Innovative screening test for the early detection of sickle cell anemia

In this study, the capability of thermogravimetry in conjuction with a multivariate statistical analysis, was investigated for the screening of Sickle Cell Anemia (SCA), a hereditary disorder of hemoglobin characterized by severe hemolytic anemia with different severe clinical manifestations. SCA results from a mutation in the sixth codon of the beta globin gene, which results in the substitution of glutamic acid for valine and leads to the production of an altered form of hemoglobin, hemoglobin S (HbS). People with this disorder have atypical hemoglobin molecules which tend to aggregate together and form filaments inside the red blood cells. These deformed red blood cells called half-moon or sickle, are rigid and unable to flow inside the small vessels, creating occlusions of the small circulation. Systematic screening for SCA is not a common practice, and diagnosis is usually made when a severe complication occurs. An early and rapid diagnosis is important for patients in order to prevent and treat the painful episodes that can occur when sickled red blood cells, which are stiff and inflexible, get stuck in small blood vessels. A novel test was developed using whole blood samples from patients with congenital defects and analyzed by the TG7 thermobalance (PerkinElmer) without any pretreatment.

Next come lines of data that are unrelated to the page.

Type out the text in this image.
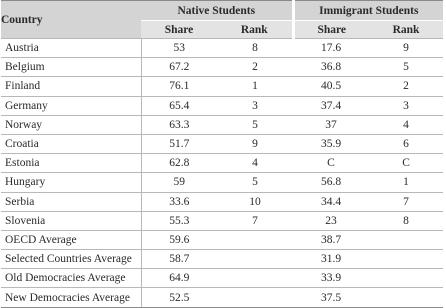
Country	Native Students		Immigrant Students	
	Share	Rank	Share	Rank
Austria	53	8	17.6	9
Belgium	67.2	2	36.8	5
Finland	76.1	1	40.5	2
Germany	65.4	3	37.4	3
Norway	63.3	5	37	4
Croatia	51.7	9	35.9	6
Estonia	62.8	4	C	C
Hungary	59	5	56.8	1
Serbia	33.6	10	34.4	7
Slovenia	55.3	7	23	8
OECD Average	59.6		38.7	
Selected Countries Average	58.7		31.9	
Old Democracies Average	64.9		33.9	
New Democracies Average	52.5		37.5	
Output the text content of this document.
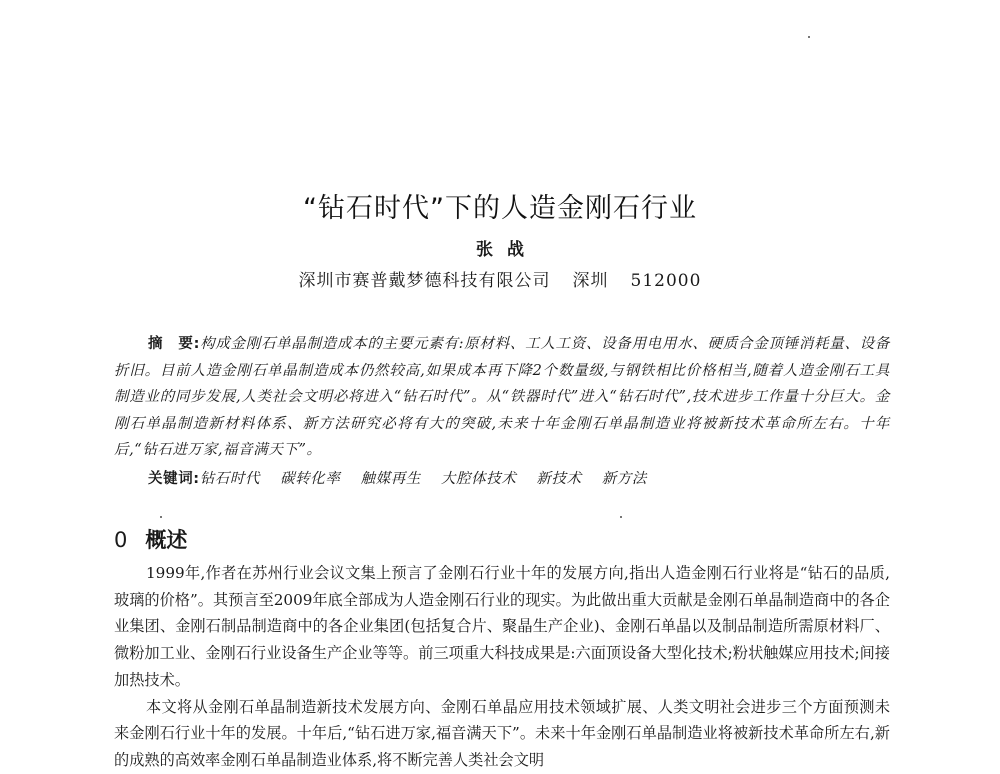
“钻石时代”下的人造金刚石行业
张战
深圳市赛普戴梦德科技有限公司 深圳 512000

摘　要:构成金刚石单晶制造成本的主要元素有:原材料、工人工资、设备用电用水、硬质合金顶锤消耗量、设备折旧。目前人造金刚石单晶制造成本仍然较高,如果成本再下降2个数量级,与钢铁相比价格相当,随着人造金刚石工具制造业的同步发展,人类社会文明必将进入“钻石时代”。从“铁器时代”进入“钻石时代”,技术进步工作量十分巨大。金刚石单晶制造新材料体系、新方法研究必将有大的突破,未来十年金刚石单晶制造业将被新技术革命所左右。十年后,“钻石进万家,福音满天下”。

关键词:钻石时代 碳转化率 触媒再生 大腔体技术 新技术 新方法

0 概述

1999年,作者在苏州行业会议文集上预言了金刚石行业十年的发展方向,指出人造金刚石行业将是“钻石的品质,玻璃的价格”。其预言至2009年底全部成为人造金刚石行业的现实。为此做出重大贡献是金刚石单晶制造商中的各企业集团、金刚石制品制造商中的各企业集团(包括复合片、聚晶生产企业)、金刚石单晶以及制品制造所需原材料厂、微粉加工业、金刚石行业设备生产企业等等。前三项重大科技成果是:六面顶设备大型化技术;粉状触媒应用技术;间接加热技术。

本文将从金刚石单晶制造新技术发展方向、金刚石单晶应用技术领域扩展、人类文明社会进步三个方面预测未来金刚石行业十年的发展。十年后,“钻石进万家,福音满天下”。未来十年金刚石单晶制造业将被新技术革命所左右,新的成熟的高效率金刚石单晶制造业体系,将不断完善人类社会文明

The resulting TG and DTG curves of blood samples were compared to those typical of healthy individuals and results demonstrated a different thermal behaviour of the anemic patients with respect to healthy individuals as result of the different amounts of water content and corpuscular fraction. The multivariate statistical analysis performed by chemometrics allowed a quick identification of differences between the two population and provided a model of prediction in patients with heterogeneous congenital hematological disorders. The predictive ability of the model was tested by processing patient affected by SCA and with a confirmed diagnosis obtained by the molecular analysis. The model provided for a sensitivity and an accuracy of a 100% and an error of prediction of about 0.1%.